还有很多推论。比如说你要写会计软件。我觉得最适合写会计软件的人,可能今天就已经不是工程师了,而是一个非常优秀的会计师。因为他们对领域了如指掌,而编码是容易的部分,懂领域才是难的部分。我认为这显然就是未来的方向。
I I I think um you know, like I I read a my my two genres are essentially sci-fi and tech history. This is what I read a lot of. I I think in tech history, there's one thing which I think to me is the clearest parallel for what's happening right now. And this is in the 1400s, the printing press in Europe. And what what happened was before the printing press, essentially 10% of the European population was literate. They knew how to read and write. They were often employed by like kings and lords that were not literate. And their job was to you know, their their job was to read and write and this is not something that everyone knew how to do.
The printing press was invented, then there were two more presses and in the 50 years after the first printing press, there was more literature published in Europe than in the thousand years before. And over the same period, the cost of literature, the cost of a book went down like a 100x. And then, you know, it took a couple hundred years cuz you know, learning to read and write is hard. You need education systems and government and everyone can't be working on farms and so on. But over the next few hundred years, literacy globally went up to like 70%.
And so, you know, now we can all read and write and you don't need a a degree in reading and writing to know how to read and write. Although still there are professional writers and that is a thing that you can do. So, I I think the thing that's about to happen and it's going to be much faster than 50 years is software will be a thing that is fully democratized, that anyone can do.
And you know, there's a lot of corollaries to this. So, for example, let's say you're writing accounting software. The best person to write accounting software, I think maybe even today, is not an engineer, it's a really good accountant because they know the domain really well and coding is the easy part. It's knowing the domain that's the hard part. And I I think this is just obviously the the future.
我认为在产品层面,差距可能更大。这跟我们改变了所有流程有关。如果你跟 Anthropic 的人聊,我们用 Claude 做所有事情。我们的 Claude 整天在互相沟通——当我在写代码、当我的 Claude 在 loop 里写代码时,它们会通过 Slack 跟其他人正在 loop 里运行的 Claude 沟通,协调解决未知问题。公司里再也没有手写代码了。所有 SQL 都是模型写的。一切都由模型构建。
所以我认为我们真正领先的地方不是技术——因为我们能用的技术大家都能用,本质上我们在做平台。对我们来说,让开发者能用跟我们一样的东西非常重要,我们会对发布的一切进行 dogfooding。但我认为真正的领先优势在于组织结构和组织流程。这是一个我们希望能在像今天这样的场合分享的话题,让大家都能从中学习、共同进化。

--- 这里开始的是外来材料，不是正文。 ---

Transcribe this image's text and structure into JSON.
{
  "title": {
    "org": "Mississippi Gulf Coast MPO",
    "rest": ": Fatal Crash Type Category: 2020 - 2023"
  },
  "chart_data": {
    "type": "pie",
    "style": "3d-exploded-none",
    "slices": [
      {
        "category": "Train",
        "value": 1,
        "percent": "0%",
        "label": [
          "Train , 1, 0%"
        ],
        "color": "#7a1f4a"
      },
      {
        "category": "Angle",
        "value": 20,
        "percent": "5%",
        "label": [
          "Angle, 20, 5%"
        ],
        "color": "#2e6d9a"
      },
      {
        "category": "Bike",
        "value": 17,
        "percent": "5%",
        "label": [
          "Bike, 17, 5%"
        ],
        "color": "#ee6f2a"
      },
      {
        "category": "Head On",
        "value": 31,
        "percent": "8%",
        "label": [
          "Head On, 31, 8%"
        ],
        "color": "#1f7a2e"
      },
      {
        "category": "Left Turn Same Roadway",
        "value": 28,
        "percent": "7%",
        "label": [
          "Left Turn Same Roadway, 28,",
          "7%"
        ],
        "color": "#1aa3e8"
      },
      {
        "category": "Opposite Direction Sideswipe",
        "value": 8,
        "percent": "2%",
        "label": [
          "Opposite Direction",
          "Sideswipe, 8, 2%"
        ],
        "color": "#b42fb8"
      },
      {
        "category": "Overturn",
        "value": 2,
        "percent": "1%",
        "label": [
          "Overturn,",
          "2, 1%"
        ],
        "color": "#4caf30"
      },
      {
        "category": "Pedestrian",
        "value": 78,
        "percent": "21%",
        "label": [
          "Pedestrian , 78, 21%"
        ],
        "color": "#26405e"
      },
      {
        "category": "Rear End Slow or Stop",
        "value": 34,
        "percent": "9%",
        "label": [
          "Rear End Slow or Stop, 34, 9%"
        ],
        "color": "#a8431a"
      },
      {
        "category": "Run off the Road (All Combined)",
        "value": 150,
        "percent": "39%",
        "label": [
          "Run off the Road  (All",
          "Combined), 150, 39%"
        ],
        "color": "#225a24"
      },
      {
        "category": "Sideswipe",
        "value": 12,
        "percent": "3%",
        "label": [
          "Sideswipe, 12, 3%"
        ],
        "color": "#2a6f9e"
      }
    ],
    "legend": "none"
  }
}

I think on the product side, there's probably a far larger gap. And that's just related to us changing all of our processes. Like if you talk to people at Anthropic, we use Claude for literally everything. And our Claudes are talking all day like as as I'm coding, as my Claudes are coding in a loop, they will communicate over Slack to talk to other people's Claudes that are also running in a loop to kind of figure out unknowns. We have no more manually written code anywhere at the company. All of the SQL is written by uh by models. Everything is just built by the models.
So, I I I think actually the place that we're ahead is not the technology cuz the same technology available to us is available to everyone here because fundamentally, we are building a platform. And so, for us, it's really important that developers can use the same thing that we're using and that we we dog food everything that we put out there. But I think there's actually a far bigger weed in kind of the organizational structure and organizational process. And this is a place where you know, hopefully we can talk about it in places like this and uh everyone can kind of learn from it and and also evolve.
所以我觉得随着时间推移,不应该是用户去琢磨怎么更好地使用工具。如果用户需要这么做,那其实是产品设计的问题,说明我没做好。应该是模型自己变得更好,加上我们的提示让它自然而然地做到这些。
So, so I think actually over time, it's not on users to figure out how to hold the tools better. And if that's the case, it's actually a product design problem and like I'm not doing a good job. It's really on the model to do this stuff better and on us kind of prompting it so it naturally does this.